Эдли была права в одном. Простые вещи тоже бывали прекрасны. В тот самый момент, любуясь бесконечностью океана, я впервые осознал истинную силу привлекательности Калифорнии.
Эдли внимательно меня разглядывала. Я ощущал это. Но показать ей, что я заметил ее взгляд — это все равно, что подтвердить, что мне не все равно.
— Эта глупая реплика из фильма — та, от которой я открещивалась — это было неправильно, понимаешь... Если я сказала так, то только потому, что была бедненькой, наивной семнадцатилетней девчонкой, не имеющей представления о том, каково это: скучать по родному дому так сильно — так глубоко — что это заставляет тебя искать его отголоски где угодно, даже в мелочах, которые имеют к тому самое отдаленное отношение.
Было такое чувство, что она достала эти слова прямо из глубины моей души. Я раньше никогда не скучал по дому. Ирония заключалась в том, что это произошло именно в тот момент, когда я нашел для себя кусочек Калифорнии, в котором захотел остаться.
— Даже когда ты всего в паре километров от дома, на том же самом побережье, на котором стоит дом твоих родителей, и они могут увидеть тебя в окно? — я закинул мяч на ее поле.

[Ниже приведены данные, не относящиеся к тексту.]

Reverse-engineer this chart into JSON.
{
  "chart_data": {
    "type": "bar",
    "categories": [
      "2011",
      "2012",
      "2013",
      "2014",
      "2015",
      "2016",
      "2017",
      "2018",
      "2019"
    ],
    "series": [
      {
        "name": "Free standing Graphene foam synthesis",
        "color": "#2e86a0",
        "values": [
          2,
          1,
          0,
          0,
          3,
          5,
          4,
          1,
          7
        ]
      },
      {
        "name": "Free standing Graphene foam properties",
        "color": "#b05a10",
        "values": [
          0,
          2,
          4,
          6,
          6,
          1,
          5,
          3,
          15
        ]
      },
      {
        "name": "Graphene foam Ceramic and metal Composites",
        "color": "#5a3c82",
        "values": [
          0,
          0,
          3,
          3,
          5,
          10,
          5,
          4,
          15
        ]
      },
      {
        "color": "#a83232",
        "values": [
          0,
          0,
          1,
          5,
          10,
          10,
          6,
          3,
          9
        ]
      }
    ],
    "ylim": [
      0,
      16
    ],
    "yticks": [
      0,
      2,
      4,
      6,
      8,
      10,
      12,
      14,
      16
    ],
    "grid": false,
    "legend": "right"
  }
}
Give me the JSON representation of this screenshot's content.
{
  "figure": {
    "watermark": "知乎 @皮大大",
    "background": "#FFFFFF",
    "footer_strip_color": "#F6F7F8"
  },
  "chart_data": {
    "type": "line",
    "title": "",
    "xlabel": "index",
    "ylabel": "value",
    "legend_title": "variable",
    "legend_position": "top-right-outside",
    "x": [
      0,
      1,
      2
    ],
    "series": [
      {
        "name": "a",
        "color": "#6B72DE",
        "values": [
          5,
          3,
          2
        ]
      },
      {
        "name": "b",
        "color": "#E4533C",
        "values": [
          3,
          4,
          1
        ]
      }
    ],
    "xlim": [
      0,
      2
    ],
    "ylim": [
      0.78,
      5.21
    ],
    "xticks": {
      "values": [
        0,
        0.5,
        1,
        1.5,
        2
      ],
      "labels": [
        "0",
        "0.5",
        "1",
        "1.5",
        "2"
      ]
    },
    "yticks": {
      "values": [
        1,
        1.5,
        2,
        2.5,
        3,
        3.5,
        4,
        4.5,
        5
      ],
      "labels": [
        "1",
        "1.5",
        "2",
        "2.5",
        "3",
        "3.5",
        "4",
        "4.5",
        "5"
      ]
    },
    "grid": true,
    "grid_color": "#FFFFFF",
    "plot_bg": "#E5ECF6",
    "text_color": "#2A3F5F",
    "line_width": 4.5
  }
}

Эдли решительно смотрела перед собой и не позволяла пролиться слезам из глаз.
— Даже когда ты за сто тысяч километров, — заверила она меня.
Я почуял приближение беды.
Даже когда я просто хотел ее трахнуть, когда она была для меня интересной головоломкой, когда я хотел выбросить Эдли из головы, я всегда знал, что играл с огнем. Она мне нравилась. Она мне нравилась настолько, что я уже даже не знаю, как это назвать. Мне нравилось слушать все, что она говорила, и самое главное: я хотел провести с ней каждое мгновенье своей жизни, даже когда она вела себя, как заноза в заднице.